So now, at 12 weeks, I am at the perilous point of not showing, not feeling anything, and really wondering if all is ok. Evidently this is a normal feeling for everyone who can't feel their baby's tiny movements when it's the size of a plum. I feel guilty wearing my normal jeans and then feel stupid buying any maternity clothes.
I try to stick to my normal diet but yet it is impossible. I'm hungrier and eat more junk food. Then I counter balance it by eating more vegetables and naked juice.
Sometimes I'm exhausted and convinced I am too weak to merely walk to the bus.
Then sometimes I am at normal energy levels, able to stay up to 11:30 PM watching "The Iron Lady".
Sometimes I miss booze and sushi. Sometimes I eat a california roll anyway and sip and smell the alcohol of my friend's.
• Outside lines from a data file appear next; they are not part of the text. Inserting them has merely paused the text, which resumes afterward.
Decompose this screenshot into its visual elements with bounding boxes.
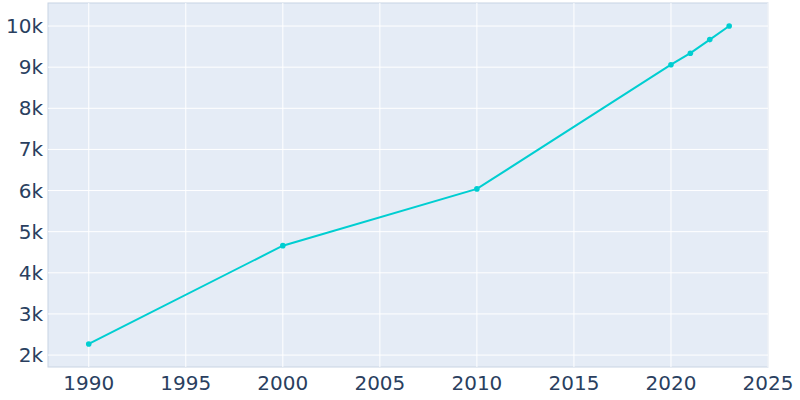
y-grid-line (48, 272, 768, 273)
marker (668, 62, 674, 68)
x-tick-label: 2000 (257, 371, 308, 395)
x-grid-line (573, 3, 574, 367)
marker (474, 186, 480, 192)
y-tick-label: 10k (6, 14, 43, 38)
y-grid-line (48, 190, 768, 191)
x-grid-line (88, 3, 89, 367)
marker (726, 23, 732, 29)
grid (48, 3, 768, 367)
y-tick-label: 7k (19, 137, 44, 161)
series (86, 23, 732, 347)
y-tick-label: 3k (19, 302, 44, 326)
y-grid-line (48, 149, 768, 150)
y-grid-line (48, 355, 768, 356)
y-grid-line (48, 108, 768, 109)
x-grid-line (476, 3, 477, 367)
y-grid-line (48, 67, 768, 68)
y-tick-label: 5k (19, 220, 44, 244)
x-grid-line (185, 3, 186, 367)
x-grid-line (282, 3, 283, 367)
y-grid-line (48, 313, 768, 314)
x-grid-line (379, 3, 380, 367)
plot-area (48, 3, 768, 367)
marker (707, 37, 713, 43)
x-tick-label: 2015 (548, 371, 599, 395)
x-tick-label: 2020 (646, 371, 697, 395)
y-grid-line (48, 231, 768, 232)
x-grid-line (670, 3, 671, 367)
marker (280, 243, 286, 249)
x-tick-label: 2005 (354, 371, 405, 395)
marker (688, 50, 694, 56)
x-tick-label: 2025 (743, 371, 794, 395)
x-tick-label: 1990 (63, 371, 114, 395)
y-grid-line (48, 26, 768, 27)
x-tick-label: 2010 (451, 371, 502, 395)
chart: 1990 1995 2000 2005 2010 2015 2020 2025 2k 3k 4k 5k… (0, 0, 800, 400)
y-tick-label: 6k (19, 179, 44, 203)
y-tick-label: 8k (19, 96, 44, 120)
y-tick-label: 2k (19, 343, 44, 367)
marker (86, 341, 92, 347)
y-tick-label: 4k (19, 261, 44, 285)
y-tick-label: 9k (19, 55, 44, 79)
x-tick-label: 1995 (160, 371, 211, 395)
x-grid-line (768, 3, 769, 367)
line (89, 26, 729, 344)
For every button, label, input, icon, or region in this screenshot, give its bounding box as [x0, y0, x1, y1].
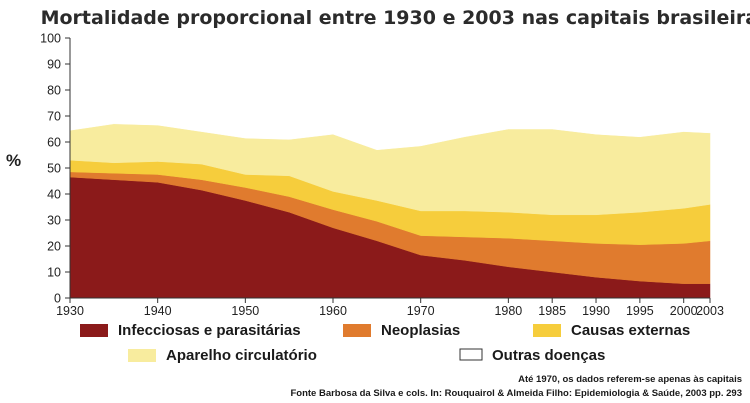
y-tick-label: 20 — [47, 240, 61, 254]
legend-swatch-infecciosas-e-parasitarias — [80, 324, 108, 337]
x-tick-label: 1950 — [231, 304, 259, 318]
x-tick-label: 1930 — [56, 304, 84, 318]
legend-swatch-neoplasias — [343, 324, 371, 337]
legend-swatch-causas-externas — [533, 324, 561, 337]
y-tick-label: 10 — [47, 266, 61, 280]
legend: Infecciosas e parasitárias Neoplasias Caus… — [80, 322, 690, 364]
legend-label-aparelho-circulatorio: Aparelho circulatório — [166, 347, 317, 364]
x-tick-label: 1985 — [538, 304, 566, 318]
axes: 0 10 20 30 40 50 60 70 80 90 100 1930 1940 1950 1960 19… — [40, 32, 724, 319]
x-tick-label: 2000 — [670, 304, 698, 318]
y-axis-label: % — [6, 151, 21, 170]
y-tick-label: 70 — [47, 110, 61, 124]
legend-label-outras-doencas: Outras doenças — [492, 347, 605, 364]
x-tick-label: 1980 — [494, 304, 522, 318]
x-tick-label: 1995 — [626, 304, 654, 318]
chart-title: Mortalidade proporcional entre 1930 e 20… — [41, 7, 750, 29]
y-tick-label: 100 — [40, 32, 61, 46]
y-tick-label: 30 — [47, 214, 61, 228]
x-tick-label: 1940 — [144, 304, 172, 318]
y-tick-label: 40 — [47, 188, 61, 202]
legend-swatch-outras-doencas — [459, 348, 483, 361]
area-outras-doencas — [69, 37, 711, 151]
legend-swatch-aparelho-circulatorio — [128, 349, 156, 362]
y-tick-label: 90 — [47, 58, 61, 72]
y-tick-label: 50 — [47, 162, 61, 176]
x-tick-label: 1990 — [582, 304, 610, 318]
y-tick-label: 0 — [54, 292, 61, 306]
legend-label-neoplasias: Neoplasias — [381, 322, 460, 339]
chart-note: Até 1970, os dados referem-se apenas às … — [518, 374, 742, 385]
x-tick-label: 1970 — [407, 304, 435, 318]
x-tick-label: 1960 — [319, 304, 347, 318]
chart-source: Fonte Barbosa da Silva e cols. In: Rouqu… — [290, 388, 742, 399]
legend-label-causas-externas: Causas externas — [571, 322, 690, 339]
x-tick-label: 2003 — [696, 304, 724, 318]
legend-label-infecciosas-e-parasitarias: Infecciosas e parasitárias — [118, 322, 301, 339]
area-layers — [69, 37, 711, 299]
y-tick-label: 80 — [47, 84, 61, 98]
y-tick-label: 60 — [47, 136, 61, 150]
Sometimes I wonder if I am pregnant, but of course, I am....I've heard the little heartbeat.
and most of the time I just wonder how awesome it's going to be to have a child, especially after walking by 2 sets of bad parents on the way to redbox and being rewarded with spying a good parent, lifting his child up to see inside the elementary school. "And this is where you'll go, next year", the daddy whispered to his child.
Oh yes, little Zebra, that's where you'll go, too, after I birth you, feed you, bathe you, read to you, snuggle you, change you and adore you so much that I'll be spoiling you rotten.